Money enthusiasts rejoice! The new plastic £5 banknote is coming into circulation on Tuesday, featuring the one and only Sir Winston Churchill.

Winston Churchill.

Here's a breakdown of everything you need to know, so you don't accidentally embarrass yourself at the pub this weekend - you can thank us later.

Okay, so why do we need a new fiver? What's wrong with the one we have?

The Bank of England replaces notes every so often to introduce new security features in a bid to foil counterfeiters. It also gives them the opportunity to feature new people on the notes: enter Sir Winston Churchill.

The old and new £5 notes.

So yes, it's for increased security. However, we're personally quite glad to be getting new notes - can you even begin to imagine how many germs are on the old fiver in your wallet?

So what's the new material all about?

The next £5, £10 and £20 notes will be printed on polymer, a thin plastic material. The Bank says that polymer notes last longer, stay cleaner and are harder to counterfeit than the paper notes we have now.

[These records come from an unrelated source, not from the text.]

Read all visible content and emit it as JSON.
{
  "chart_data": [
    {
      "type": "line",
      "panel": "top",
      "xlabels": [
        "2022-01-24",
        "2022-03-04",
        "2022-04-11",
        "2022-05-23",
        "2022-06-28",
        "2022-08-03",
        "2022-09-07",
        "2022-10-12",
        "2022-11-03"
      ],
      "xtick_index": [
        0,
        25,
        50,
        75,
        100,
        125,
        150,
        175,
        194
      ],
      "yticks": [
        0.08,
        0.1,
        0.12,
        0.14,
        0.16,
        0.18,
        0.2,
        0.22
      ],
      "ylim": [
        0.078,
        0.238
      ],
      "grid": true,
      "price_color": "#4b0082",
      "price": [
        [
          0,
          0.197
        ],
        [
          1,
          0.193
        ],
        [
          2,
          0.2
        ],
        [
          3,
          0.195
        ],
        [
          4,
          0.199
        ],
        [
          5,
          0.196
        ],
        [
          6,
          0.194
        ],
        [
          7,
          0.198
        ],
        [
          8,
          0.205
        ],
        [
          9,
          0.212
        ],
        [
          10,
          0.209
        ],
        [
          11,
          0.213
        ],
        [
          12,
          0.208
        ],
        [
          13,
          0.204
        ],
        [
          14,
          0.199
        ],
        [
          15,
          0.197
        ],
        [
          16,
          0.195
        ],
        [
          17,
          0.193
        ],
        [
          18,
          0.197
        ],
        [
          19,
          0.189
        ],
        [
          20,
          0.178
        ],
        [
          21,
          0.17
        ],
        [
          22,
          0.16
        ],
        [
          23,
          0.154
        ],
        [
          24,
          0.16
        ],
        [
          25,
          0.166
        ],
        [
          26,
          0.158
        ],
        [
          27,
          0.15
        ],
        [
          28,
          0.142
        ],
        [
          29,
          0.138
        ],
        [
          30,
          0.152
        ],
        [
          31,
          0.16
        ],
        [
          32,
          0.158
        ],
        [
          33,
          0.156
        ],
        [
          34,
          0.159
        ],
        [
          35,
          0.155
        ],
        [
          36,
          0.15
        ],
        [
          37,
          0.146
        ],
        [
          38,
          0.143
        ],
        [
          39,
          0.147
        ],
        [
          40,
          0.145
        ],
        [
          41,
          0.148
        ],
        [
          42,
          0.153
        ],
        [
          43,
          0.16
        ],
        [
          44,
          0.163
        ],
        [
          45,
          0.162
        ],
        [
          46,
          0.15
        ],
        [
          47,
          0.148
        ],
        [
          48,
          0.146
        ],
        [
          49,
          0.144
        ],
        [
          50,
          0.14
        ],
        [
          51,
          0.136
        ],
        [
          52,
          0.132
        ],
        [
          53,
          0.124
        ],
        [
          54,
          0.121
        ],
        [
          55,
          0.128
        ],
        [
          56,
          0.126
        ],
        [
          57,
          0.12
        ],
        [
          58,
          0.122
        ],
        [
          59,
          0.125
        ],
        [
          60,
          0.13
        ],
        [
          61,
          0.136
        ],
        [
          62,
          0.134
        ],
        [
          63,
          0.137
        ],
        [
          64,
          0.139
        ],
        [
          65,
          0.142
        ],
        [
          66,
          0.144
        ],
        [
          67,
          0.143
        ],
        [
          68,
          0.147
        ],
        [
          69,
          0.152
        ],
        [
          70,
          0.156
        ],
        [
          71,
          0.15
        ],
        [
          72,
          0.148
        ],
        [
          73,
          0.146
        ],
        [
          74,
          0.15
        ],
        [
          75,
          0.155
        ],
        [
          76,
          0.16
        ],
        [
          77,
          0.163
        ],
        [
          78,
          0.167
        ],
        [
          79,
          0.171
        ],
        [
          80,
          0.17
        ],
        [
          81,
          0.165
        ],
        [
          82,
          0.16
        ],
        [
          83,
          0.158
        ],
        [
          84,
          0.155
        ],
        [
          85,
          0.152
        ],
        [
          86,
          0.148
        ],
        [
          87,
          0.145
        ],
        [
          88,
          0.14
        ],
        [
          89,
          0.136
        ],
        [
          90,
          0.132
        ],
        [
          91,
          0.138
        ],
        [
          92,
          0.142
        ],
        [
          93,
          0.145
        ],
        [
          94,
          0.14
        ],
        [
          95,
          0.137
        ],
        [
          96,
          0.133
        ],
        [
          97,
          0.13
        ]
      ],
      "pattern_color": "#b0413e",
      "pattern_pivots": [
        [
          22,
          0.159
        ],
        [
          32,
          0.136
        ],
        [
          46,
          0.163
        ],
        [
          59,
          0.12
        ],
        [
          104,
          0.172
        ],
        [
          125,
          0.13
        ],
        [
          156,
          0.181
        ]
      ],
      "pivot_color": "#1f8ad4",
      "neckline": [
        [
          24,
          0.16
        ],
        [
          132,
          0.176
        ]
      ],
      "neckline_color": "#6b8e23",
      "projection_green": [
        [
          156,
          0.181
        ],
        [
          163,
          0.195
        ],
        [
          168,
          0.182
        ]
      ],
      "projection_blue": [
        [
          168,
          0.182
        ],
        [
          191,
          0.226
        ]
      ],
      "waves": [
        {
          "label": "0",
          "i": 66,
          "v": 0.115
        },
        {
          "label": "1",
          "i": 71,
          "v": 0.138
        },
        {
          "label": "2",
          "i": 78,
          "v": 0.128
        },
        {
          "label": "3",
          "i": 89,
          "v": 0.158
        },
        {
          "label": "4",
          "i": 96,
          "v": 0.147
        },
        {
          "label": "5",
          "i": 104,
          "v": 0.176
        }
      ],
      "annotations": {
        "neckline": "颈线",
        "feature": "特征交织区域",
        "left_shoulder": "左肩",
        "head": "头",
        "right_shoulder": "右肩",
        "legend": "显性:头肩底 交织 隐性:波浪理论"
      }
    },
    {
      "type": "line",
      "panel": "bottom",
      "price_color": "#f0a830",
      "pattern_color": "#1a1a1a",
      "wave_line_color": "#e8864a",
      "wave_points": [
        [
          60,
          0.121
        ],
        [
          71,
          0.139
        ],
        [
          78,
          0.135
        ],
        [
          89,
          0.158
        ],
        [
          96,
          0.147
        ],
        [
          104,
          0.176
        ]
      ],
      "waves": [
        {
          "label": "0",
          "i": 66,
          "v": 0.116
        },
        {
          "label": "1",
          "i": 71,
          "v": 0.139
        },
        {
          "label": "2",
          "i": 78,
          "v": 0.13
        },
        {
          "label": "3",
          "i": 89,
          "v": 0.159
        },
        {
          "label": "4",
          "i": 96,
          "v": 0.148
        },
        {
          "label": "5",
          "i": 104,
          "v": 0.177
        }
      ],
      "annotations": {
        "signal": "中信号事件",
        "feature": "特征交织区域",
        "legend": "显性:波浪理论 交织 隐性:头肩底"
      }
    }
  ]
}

Apparently, the new fiver will be able to survive a spin in the washing machine. This is undoubtedly great news - how many of us have chucked our jeans in the wash forgetting that we'd left some money in the pocket?

Don't worry, they're thin and flexible so can still be folded up and put in your wallet.

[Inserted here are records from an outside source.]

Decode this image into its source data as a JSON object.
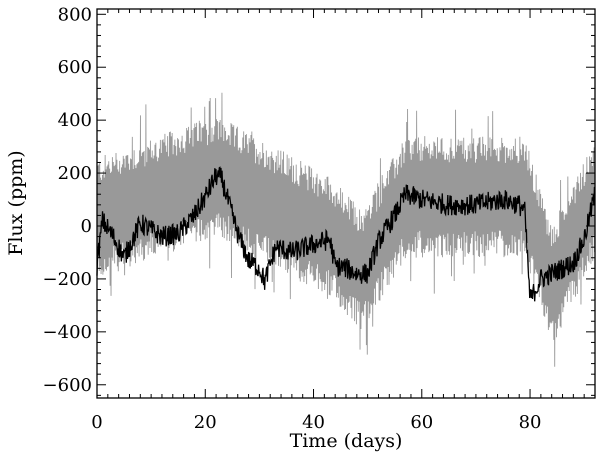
{
  "chart_data": {
    "type": "line",
    "title": "",
    "xlabel": "Time (days)",
    "ylabel": "Flux (ppm)",
    "xlim": [
      0,
      92
    ],
    "ylim": [
      -650,
      820
    ],
    "xticks": [
      0,
      20,
      40,
      60,
      80
    ],
    "xtick_labels": [
      "0",
      "20",
      "40",
      "60",
      "80"
    ],
    "yticks": [
      -600,
      -400,
      -200,
      0,
      200,
      400,
      600,
      800
    ],
    "ytick_labels": [
      "−600",
      "−400",
      "−200",
      "0",
      "200",
      "400",
      "600",
      "800"
    ],
    "grid": false,
    "legend": "none",
    "series": [
      {
        "role": "raw-flux",
        "color": "#999999",
        "noise_halfwidth_ppm": 230,
        "trend": {
          "x": [
            0,
            22,
            43,
            49,
            57,
            79,
            84,
            92
          ],
          "y": [
            30,
            190,
            -40,
            -170,
            110,
            110,
            -230,
            110
          ]
        }
      },
      {
        "role": "smoothed-flux",
        "color": "#000000",
        "trend": {
          "x": [
            0,
            1,
            3,
            5,
            8,
            12,
            15,
            18,
            20,
            22,
            23,
            26,
            28,
            30,
            31,
            33,
            36,
            40,
            43,
            44,
            46,
            48,
            50,
            52,
            55,
            57,
            60,
            65,
            70,
            75,
            78,
            79,
            80,
            82,
            85,
            88,
            90,
            92
          ],
          "y": [
            -150,
            20,
            -40,
            -120,
            10,
            -40,
            -30,
            40,
            110,
            190,
            180,
            -30,
            -130,
            -160,
            -210,
            -80,
            -100,
            -70,
            -50,
            -150,
            -160,
            -180,
            -180,
            -60,
            40,
            120,
            100,
            80,
            80,
            100,
            80,
            60,
            -280,
            -200,
            -170,
            -140,
            -50,
            120
          ]
        }
      }
    ]
  }
}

Will the new fiver look particularly different?

The new notes are about 15% smaller than the old fivers. We're sure we'll be able to handle such a *dramatic* change.

The new £5 note.

Apparently brand new polymer notes can sometimes stick together, but the Bank says this effect is short-lived once they are in use. Tapping the new notes on a hard surface like a desk top may make them easier to count.

What's going to happen to the old fivers?

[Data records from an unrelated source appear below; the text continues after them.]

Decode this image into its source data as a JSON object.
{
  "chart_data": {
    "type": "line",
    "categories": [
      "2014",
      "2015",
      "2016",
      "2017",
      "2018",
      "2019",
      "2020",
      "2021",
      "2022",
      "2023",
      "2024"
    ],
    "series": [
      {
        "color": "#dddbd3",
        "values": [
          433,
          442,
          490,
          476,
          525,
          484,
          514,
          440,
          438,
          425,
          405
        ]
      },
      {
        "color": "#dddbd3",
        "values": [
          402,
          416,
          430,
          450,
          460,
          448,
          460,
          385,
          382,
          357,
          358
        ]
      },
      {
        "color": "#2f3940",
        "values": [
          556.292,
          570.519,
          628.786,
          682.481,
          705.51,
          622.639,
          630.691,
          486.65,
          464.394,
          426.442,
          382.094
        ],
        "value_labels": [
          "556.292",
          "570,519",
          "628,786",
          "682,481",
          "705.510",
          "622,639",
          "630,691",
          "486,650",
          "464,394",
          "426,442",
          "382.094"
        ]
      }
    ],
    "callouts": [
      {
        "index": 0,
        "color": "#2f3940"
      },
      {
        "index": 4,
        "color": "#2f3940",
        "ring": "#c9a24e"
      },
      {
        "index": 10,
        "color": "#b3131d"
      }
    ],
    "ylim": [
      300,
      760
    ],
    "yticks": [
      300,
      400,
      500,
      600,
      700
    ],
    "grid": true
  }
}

You'll still be able to use the old £5 note featuring Elizabeth Fry until it's withdrawn from circulation in May 2017. Write this date in your diary - at this point it will no longer be accepted by shops, so you don't want to be caught out.

Sample polymer £5 notes.

But it's not like you'll lose money - you'll be able to exchange the paper £5 notes after this time with the Bank of England for the same face value.

What about the £50 note?

There are no current plans to make the £50 note plastic. This honour is currently just reserved for £5, £10 and £20 notes.

The £50 note.

Are we pioneering the use of polymer notes?

Unfortunately not - more than 30 countries already issue polymer notes. In Scotland, Clydesdale Bank issued polymer banknotes in 2015 to commemorate the 125th anniversary of the opening of the Forth Bridge.

So there you have it - now you can go out and impress your friends with your knowledge of the new fiver.